Others argue that doctors may not request autopsies in cases where they suspect they could be held liable for negligence.

Then there is the issue of getting consent from relatives. In the UK, there was public revulsion in 1999 on the discovery that a pathologist at Alder Hey Children's Hospital in Liverpool had stored thousands of organs from children's autopsies without their parents' knowledge. There have been similar public outcries about stored organs in Australia and Ireland. "Some doctors are now frightened to ask for consent," says Emyr Benbow, a pathologist at the University of Manchester in the UK. An audit at University Hospitals of Leicester before and after the Alder Hey scandal revealed the hospital autopsy rate had dropped from 10 per cent to less than 1 per cent.

The main cause was not that relatives were refusing consent; it was that doctors were less likely to ask for it.

Protection from lawsuits would be unlikely to go down well with an increasingly litigious public, but if doctors keep quiet about misdiagnoses, as may happen now, there is no chance of improving matters. Ideally, autopsies would be carried out on a random sample of people who die. In the US, hospitals once had to have a minimum autopsy rate of 20 per cent, but this was abandoned in 1970. In the UK, the Royal College of Pathologists once considered trying to push for a minimum 10 per cent random autopsy rate, but the Alder Hey scandal kicked the idea into touch. "There would be a substantial outcry," says Benbow.

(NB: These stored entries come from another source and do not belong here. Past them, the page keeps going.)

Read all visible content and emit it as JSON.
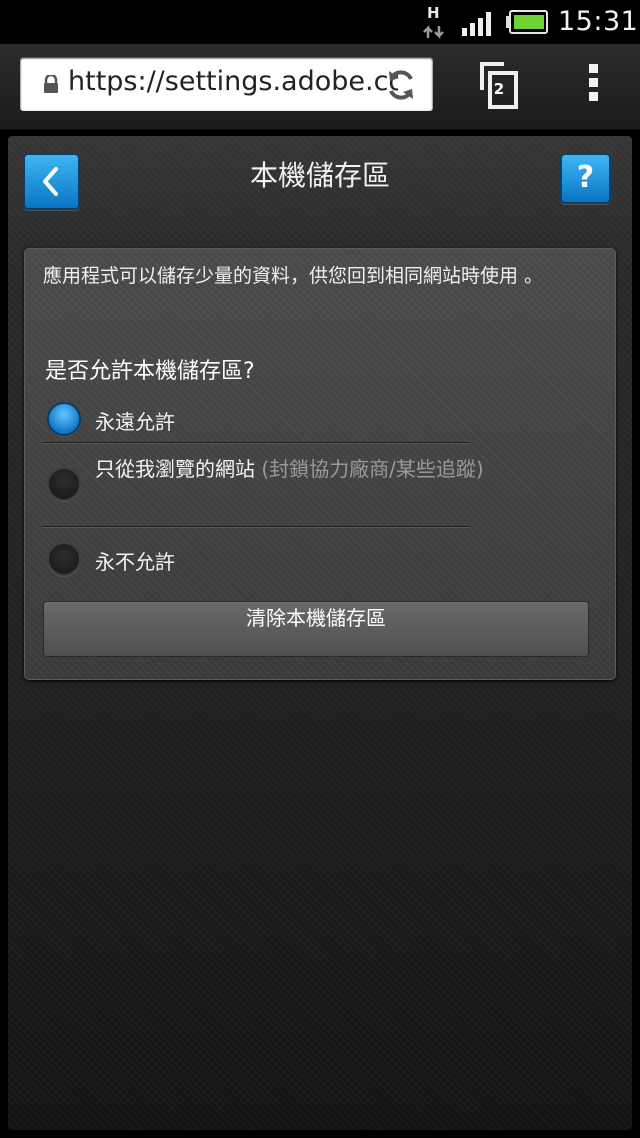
{
  "status_bar": {
    "network_type": "H",
    "time": "15:31",
    "icons": [
      "network-activity-icon",
      "signal-icon",
      "battery-icon"
    ]
  },
  "browser": {
    "url": "https://settings.adobe.co...",
    "tab_count": "2",
    "icons": [
      "lock-icon",
      "refresh-icon",
      "tabs-icon",
      "overflow-menu-icon"
    ]
  },
  "page": {
    "title": "本機儲存區",
    "back_icon": "chevron-left-icon",
    "help_label": "?",
    "description": "應用程式可以儲存少量的資料，供您回到相同網站時使用 。",
    "question": "是否允許本機儲存區?",
    "options": [
      {
        "label": "永遠允許",
        "note": "",
        "selected": true
      },
      {
        "label": "只從我瀏覽的網站",
        "note": "(封鎖協力廠商/某些追蹤)",
        "selected": false
      },
      {
        "label": "永不允許",
        "note": "",
        "selected": false
      }
    ],
    "clear_button": "清除本機儲存區"
  },
  "colors": {
    "accent_blue": "#1b8fd9",
    "battery_green": "#6ed436"
  }
}
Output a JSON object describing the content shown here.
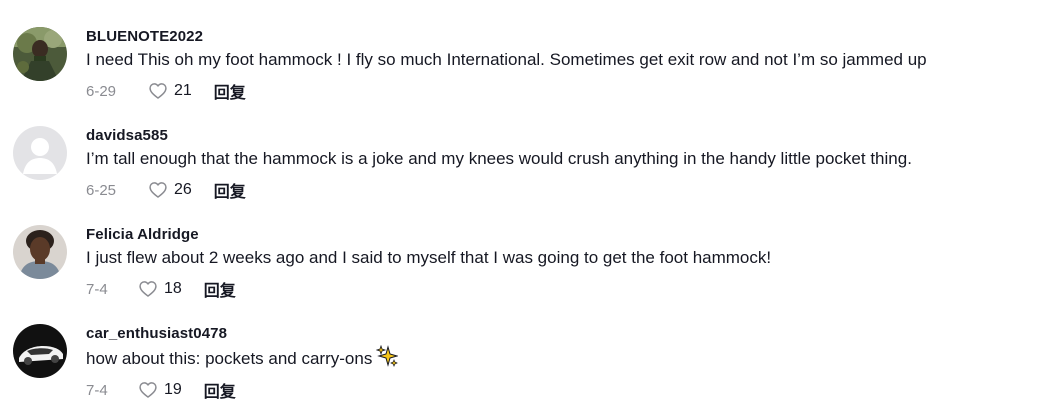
{
  "comments": [
    {
      "username": "BLUENOTE2022",
      "text": "I need This oh my foot hammock ! I fly so much International. Sometimes get exit row and not I’m so jammed up",
      "date": "6-29",
      "likes": "21",
      "reply_label": "回复"
    },
    {
      "username": "davidsa585",
      "text": "I’m tall enough that the hammock is a joke and my knees would crush anything in the handy little pocket thing.",
      "date": "6-25",
      "likes": "26",
      "reply_label": "回复"
    },
    {
      "username": "Felicia Aldridge",
      "text": "I just flew about 2 weeks ago and I said to myself that I was going to get the foot hammock!",
      "date": "7-4",
      "likes": "18",
      "reply_label": "回复"
    },
    {
      "username": "car_enthusiast0478",
      "text": "how about this: pockets and carry-ons",
      "emoji": "sparkles-icon",
      "date": "7-4",
      "likes": "19",
      "reply_label": "回复"
    }
  ],
  "colors": {
    "text": "#161823",
    "muted": "#8a8b91",
    "sparkle": "#f5c518"
  }
}
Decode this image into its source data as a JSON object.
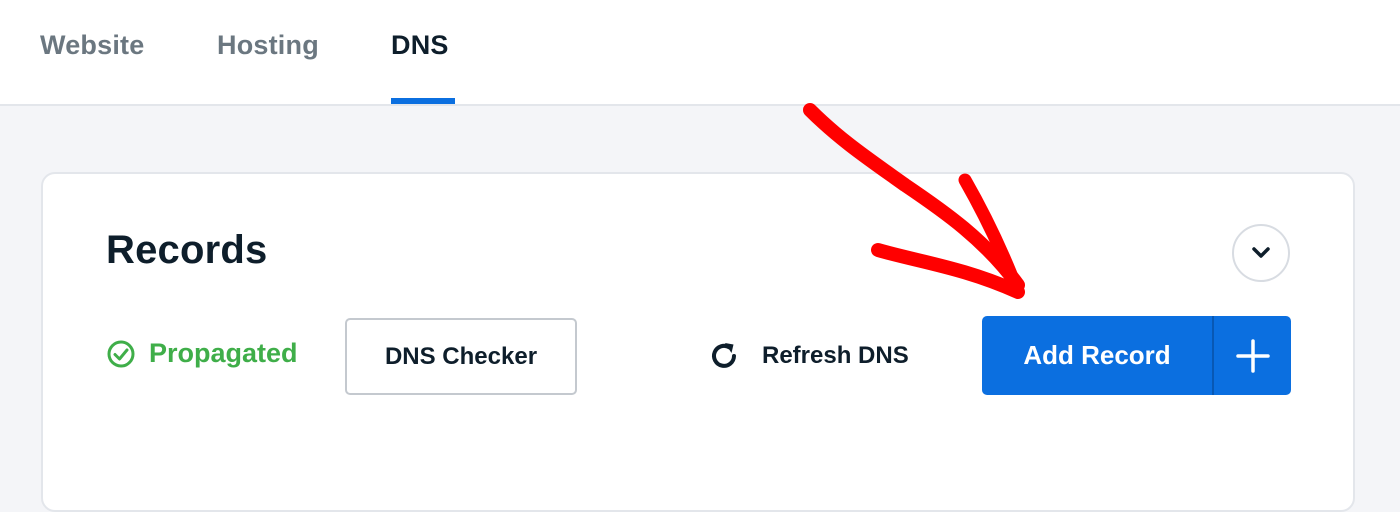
{
  "tabs": [
    {
      "label": "Website",
      "active": false
    },
    {
      "label": "Hosting",
      "active": false
    },
    {
      "label": "DNS",
      "active": true
    }
  ],
  "card": {
    "title": "Records",
    "collapse_icon": "chevron-down-icon"
  },
  "status": {
    "label": "Propagated",
    "icon": "check-circle-icon",
    "color": "#3fae49"
  },
  "actions": {
    "dns_checker_label": "DNS Checker",
    "refresh_label": "Refresh DNS",
    "refresh_icon": "refresh-icon",
    "add_record_label": "Add Record",
    "add_icon": "plus-icon"
  },
  "colors": {
    "accent": "#0b6fe0",
    "annotation_arrow": "#ff0000"
  },
  "annotation": {
    "icon": "red-arrow-annotation"
  }
}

If one of your family dies and a doctor suggests an autopsy, give permission.

Anatomy of an autopsy

The pathologist first examines the outside of the body. Then they make a large Y-shaped incision from the shoulders to mid-chest and down to the groin. There is almost no bleeding as the heart has stopped beating and there is no blood pressure.

The flesh is pulled back so the doctor can cut away and remove the breastbone and ribs to allow access to the chest cavity. They remove all the major organs, such as the heart and lungs, and many smaller ones such as the thyroid gland, for weighing and further examination. The stomach contents are checked for any drugs or poisons, and many tissue samples are preserved so they can be inspected under the microscope. If the brain needs examining, the pathologist cuts open the scalp from ear to ear and peels back the skin. Then they saw off the top of the skull to remove the brain.

At the end, all the organs except those portions that need to be saved may be returned to the body cavity, and the flesh is sewn up. The scalp incision will be concealed by the pillow when the dead person is in their coffin, so relatives will see no visible reminder of the autopsy.